JL : Au niveau européen, l’antibio-résistance est vraiment un sujet sérieux. Il y a des molécules qui commencent à ne plus être efficaces et pour lesquelles il n’y a pas de substituts. D’où l’intérêt d’évaluer le degré de sévérité de l’allergie. Car dans la mesure du possible, les unités allergologiques du CHU de Montpellier privilégieront le traitement adéquat – de première intention- couplé à un antihistaminique ou quelque chose pour contenir l’allergie, plutôt que d’aller vers un dérivé.

L’idée derrière Vigicard, est-ce que c’est d’améliorer la détection d’allergies ou le suivi d’allergies ?

JL : C’est avant tout un outil d’accompagnement du patient pour qu’il déclare une suspicion d’allergie. Ici, on se concentre vraiment sur les allergies médicamenteuses. Exemple : je prends un doliprane, j’ai une réaction allergique, donc j’utilise l’application pour faire une déclaration simple. Je peux déclarer mes symptômes, à travers une liste donnée. Est-ce que c’est cutané ? Est-ce que j’ai des maux de ventre… Je peux même prendre en photo la boîte du médicament pour aider. Une fois que j’ai fait ma déclaration, une fiche récapitulative est établie. A partir de là, le professionnel de santé va pouvoir la compléter. Ainsi, le jour où la personne consulte un allergologue, le médecin va pouvoir retracer tout l’historique, avec des données qui ont été captées en temps réel. Il va pouvoir émettre un certificat pour valider ou non cette allergie, déterminer le niveau de sévérité, et le traitement de substitution qui devrait être administré au cas où.

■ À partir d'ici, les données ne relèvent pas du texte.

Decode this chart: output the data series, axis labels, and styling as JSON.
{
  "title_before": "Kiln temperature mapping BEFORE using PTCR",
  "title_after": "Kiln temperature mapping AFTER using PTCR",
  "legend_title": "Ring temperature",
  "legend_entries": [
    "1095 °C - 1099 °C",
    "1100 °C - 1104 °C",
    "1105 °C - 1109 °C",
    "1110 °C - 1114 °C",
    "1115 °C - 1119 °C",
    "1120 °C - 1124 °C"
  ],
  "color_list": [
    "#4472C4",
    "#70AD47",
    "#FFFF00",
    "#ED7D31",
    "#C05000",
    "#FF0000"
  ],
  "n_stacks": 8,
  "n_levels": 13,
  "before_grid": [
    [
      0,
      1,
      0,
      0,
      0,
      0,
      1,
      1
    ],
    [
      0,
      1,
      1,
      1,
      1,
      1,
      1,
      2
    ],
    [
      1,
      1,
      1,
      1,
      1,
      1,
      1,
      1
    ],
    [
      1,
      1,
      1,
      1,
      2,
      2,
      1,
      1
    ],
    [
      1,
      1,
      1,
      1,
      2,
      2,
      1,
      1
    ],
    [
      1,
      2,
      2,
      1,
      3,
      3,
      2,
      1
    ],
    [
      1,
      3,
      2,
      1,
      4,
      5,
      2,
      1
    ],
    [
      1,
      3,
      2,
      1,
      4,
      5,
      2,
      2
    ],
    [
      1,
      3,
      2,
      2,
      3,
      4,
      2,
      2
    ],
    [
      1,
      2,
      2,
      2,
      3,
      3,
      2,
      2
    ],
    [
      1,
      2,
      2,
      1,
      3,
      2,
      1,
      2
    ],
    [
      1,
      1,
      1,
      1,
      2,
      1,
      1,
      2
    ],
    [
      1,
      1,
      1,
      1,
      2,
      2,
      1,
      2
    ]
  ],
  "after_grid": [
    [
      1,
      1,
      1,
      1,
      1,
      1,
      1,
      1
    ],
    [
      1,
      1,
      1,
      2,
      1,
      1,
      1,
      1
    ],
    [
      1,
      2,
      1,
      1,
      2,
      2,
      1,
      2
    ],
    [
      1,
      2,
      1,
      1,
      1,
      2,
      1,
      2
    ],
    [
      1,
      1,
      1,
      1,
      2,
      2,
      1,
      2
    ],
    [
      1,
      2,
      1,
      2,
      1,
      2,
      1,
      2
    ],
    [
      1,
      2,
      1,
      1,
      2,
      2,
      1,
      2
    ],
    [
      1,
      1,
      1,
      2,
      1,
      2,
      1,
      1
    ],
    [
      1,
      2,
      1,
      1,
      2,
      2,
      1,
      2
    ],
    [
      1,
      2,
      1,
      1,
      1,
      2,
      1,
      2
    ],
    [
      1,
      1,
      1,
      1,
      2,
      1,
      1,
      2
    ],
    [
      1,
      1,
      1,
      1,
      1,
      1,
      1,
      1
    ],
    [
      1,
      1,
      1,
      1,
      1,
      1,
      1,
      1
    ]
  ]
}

FB : En résumé, cette application est une carte d’allergie numérique, avec ce suivi des allergies d’une part, les traitements éventuels de l’autre. Contrairement aux cartes physiques que certaines personnes portent parfois sur elles, pas de risque de perte. Surtout, ce n’est pas figé. L’application tient compte du caractère évolutif des allergies, tout en gardant l’historique depuis la suspicion.

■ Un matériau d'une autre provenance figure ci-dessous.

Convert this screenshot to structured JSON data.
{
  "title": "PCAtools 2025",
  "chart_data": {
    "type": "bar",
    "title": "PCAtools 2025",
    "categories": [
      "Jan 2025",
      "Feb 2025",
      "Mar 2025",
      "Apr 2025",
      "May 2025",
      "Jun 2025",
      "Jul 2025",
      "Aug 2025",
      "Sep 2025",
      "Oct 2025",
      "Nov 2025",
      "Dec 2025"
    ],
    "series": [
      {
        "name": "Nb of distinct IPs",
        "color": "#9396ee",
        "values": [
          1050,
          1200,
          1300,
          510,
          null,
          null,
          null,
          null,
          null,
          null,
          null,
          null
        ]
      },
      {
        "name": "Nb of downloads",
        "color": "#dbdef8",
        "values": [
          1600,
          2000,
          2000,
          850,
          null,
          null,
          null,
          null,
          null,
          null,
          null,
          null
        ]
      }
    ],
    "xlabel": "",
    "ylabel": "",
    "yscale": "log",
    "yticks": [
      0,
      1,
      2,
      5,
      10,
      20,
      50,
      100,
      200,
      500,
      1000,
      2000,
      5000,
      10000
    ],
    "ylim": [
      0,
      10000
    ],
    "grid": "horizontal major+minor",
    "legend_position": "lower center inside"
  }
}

Je crois que ce sont effectivement des caractéristiques permises par la blockchain ? En quoi cette technologie est utile dans le cadre de Vigicard ?

FB : Le premier objectif, c’est la sécurité. Actuellement, on passe par un intermédiaire classique : un hébergeur de données de santé. A terme, nous voulons qu’une copie de ces informations, sur Mon Espace Santé par exemple, soit possible, tout en faisant en sorte que ces données soient stockées directement sur le téléphone de la personne. Que permet la blockchain dans ces cas-là ? Si le patient stocke lui-même ses informations, il pourrait les modifier ou les falsifier. La blockchain permet de s’assurer de cette conformité. Le deuxième aspect, c’est tout la partie historique, la traçabilité des informations dans le temps. Si demain Vigicard s’arrête, les données seront toujours disponibles car enregistrées sur une infrastructure publique. Grâce à la blockchain, il n’y a plus cette dépendance vis-à-vis d’une entité. Le dernier point, c’est ce qu’on appelle l’interopérabilité. Comme la blockchain est une technologie open source, il est plus facile d’interconnecter les systèmes entre eux, pour récupérer les certificats d’allergies émis par Vigicard par exemple, et pouvoir les utiliser au niveau des hôpitaux par exemple.